🤖 AI Summary
This study investigates how students’ use of large language models (LLMs) affects trust between university faculty and students, focusing on the mediating roles of informational and procedural justice in linking LLM usage transparency, team trust, and expected team performance. Drawing on survey data from 23 faculty members at Ndejje University (Uganda), we employ partial least squares structural equation modeling (PLS-SEM) to test causal pathways. Results provide the first empirical evidence that LLM usage per se does not directly influence trust; rather, transparency in LLM deployment significantly enhances team trust and—through procedural justice—indirectly improves expected team performance. The study challenges the prevailing “prohibition-based regulatory paradigm” and advances a novel “transparent collaboration” framework for AI-integrated pedagogical governance. It contributes both theoretical insights into justice-mediated trust dynamics and a practical roadmap for rebuilding stakeholder trust in AI-augmented higher education.
📝 Abstract
Trust plays a pivotal role in lecturer-student collaboration, encompassing teaching and research aspects.
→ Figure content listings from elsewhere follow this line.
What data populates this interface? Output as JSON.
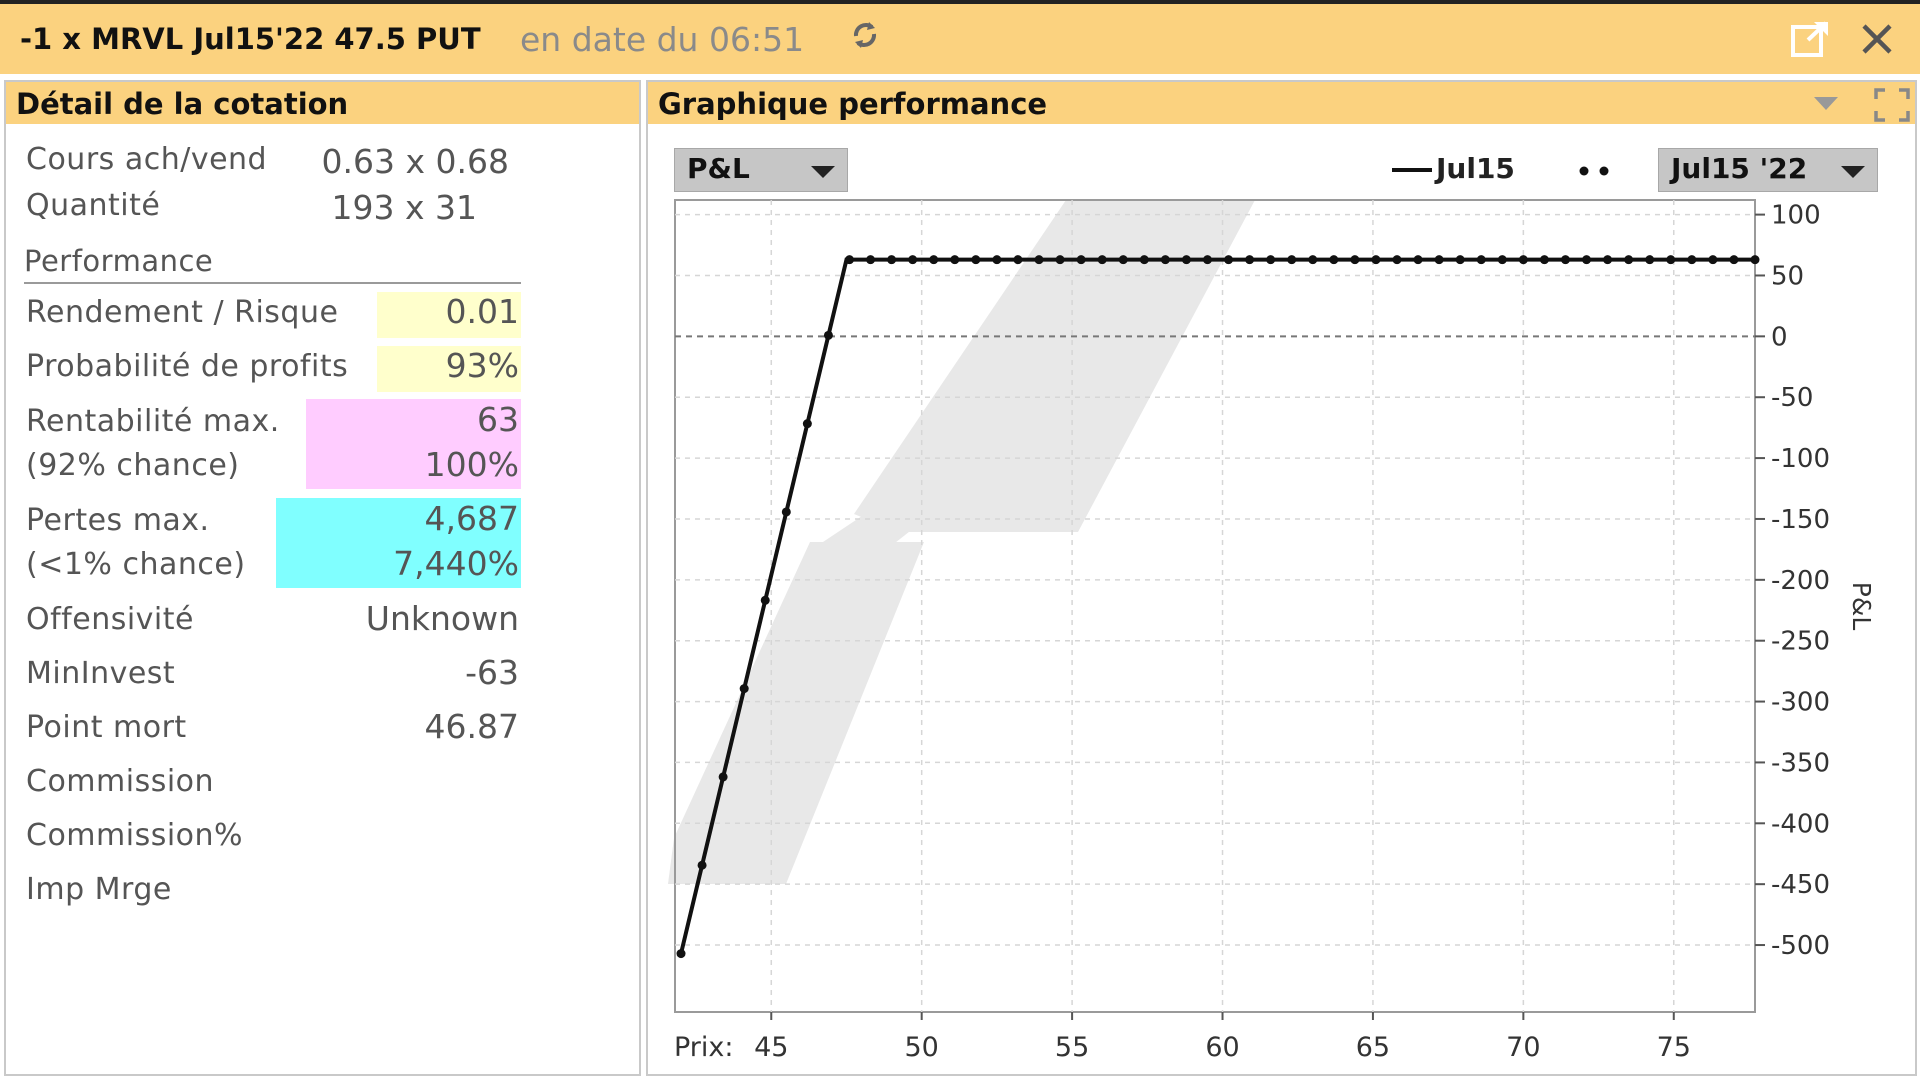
{
  "window": {
    "title": "-1 x MRVL Jul15'22 47.5 PUT",
    "date_text": "en date du 06:51",
    "icons": [
      "refresh-icon",
      "popout-icon",
      "close-icon"
    ]
  },
  "quote_detail": {
    "header": "Détail de la cotation",
    "bid_ask_label": "Cours ach/vend",
    "bid_ask_value": "0.63 x 0.68",
    "quantity_label": "Quantité",
    "quantity_value": "193 x 31",
    "performance_label": "Performance",
    "return_risk_label": "Rendement / Risque",
    "return_risk_value": "0.01",
    "profit_prob_label": "Probabilité de profits",
    "profit_prob_value": "93%",
    "max_profit_label": "Rentabilité max.",
    "max_profit_value": "63",
    "max_profit_chance_label": "(92% chance)",
    "max_profit_pct": "100%",
    "max_loss_label": "Pertes max.",
    "max_loss_value": "4,687",
    "max_loss_chance_label": "(<1% chance)",
    "max_loss_pct": "7,440%",
    "aggressiveness_label": "Offensivité",
    "aggressiveness_value": "Unknown",
    "min_invest_label": "MinInvest",
    "min_invest_value": "-63",
    "breakeven_label": "Point mort",
    "breakeven_value": "46.87",
    "commission_label": "Commission",
    "commission_pct_label": "Commission%",
    "imp_margin_label": "Imp Mrge",
    "colors": {
      "yellow": "#ffffcc",
      "pink": "#ffccff",
      "cyan": "#80ffff"
    }
  },
  "performance_chart": {
    "header": "Graphique performance",
    "metric_dropdown": "P&L",
    "legend_line": "Jul15",
    "date_dropdown": "Jul15 '22",
    "xlabel": "Prix:",
    "ylabel": "P&L"
  },
  "chart_data": {
    "type": "line",
    "xlim": [
      41.8,
      77.7
    ],
    "ylim": [
      -555,
      112
    ],
    "xticks": [
      45,
      50,
      55,
      60,
      65,
      70,
      75
    ],
    "yticks": [
      100,
      50,
      0,
      -50,
      -100,
      -150,
      -200,
      -250,
      -300,
      -350,
      -400,
      -450,
      -500
    ],
    "grid": true,
    "legend_position": "top-right",
    "series": [
      {
        "name": "Jul15",
        "x": [
          42.0,
          47.5,
          77.7
        ],
        "y": [
          -507,
          63,
          63
        ]
      }
    ]
  }
}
The advent of Large Language Models (LLMs)in platforms like Open AI’s ChatGPT, coupled with their cost-effectiveness and high-quality results, has led to their rapid adoption among university students. However, discerning genuine student input from LLM-generated output poses a challenge for lecturers. This dilemma jeopardizes the trust relationship between lecturers and students, potentially impacting university downstream activities, particularly collaborative research initiatives. Despite attempts to establish guidelines for student LLM use, a clear framework that is mutually beneficial for lecturers and students in higher education remains elusive. This study addresses the research question: How does the use of LLMs by students impact informational Procedural Justice, influencing Team Trust and Expected team performance? Methodically, we applied a quantitative construct-based survey, evaluated using techniques of Structural Equation Modelling (PLSSEM)to examine potential relationships among these constructs. Our findings based on 23 valid respondents from Ndejje University indicate that lecturers are less concerned about the fairness of LLM use per se but are more focused on the transparency of student utilization, which significantly influences Team Trust positively. This research contributes to the global discourse on integrating and regulating LLMs and subsequent models in education. We propose that guidelines should support LLM use while enforcing transparency in lecturer-student collaboration to foster Team Trust and Performance. The study contributes valuable insights for shaping policies enabling ethical and transparent LLMs usage in education to ensure the effectiveness of collaborative learning environments.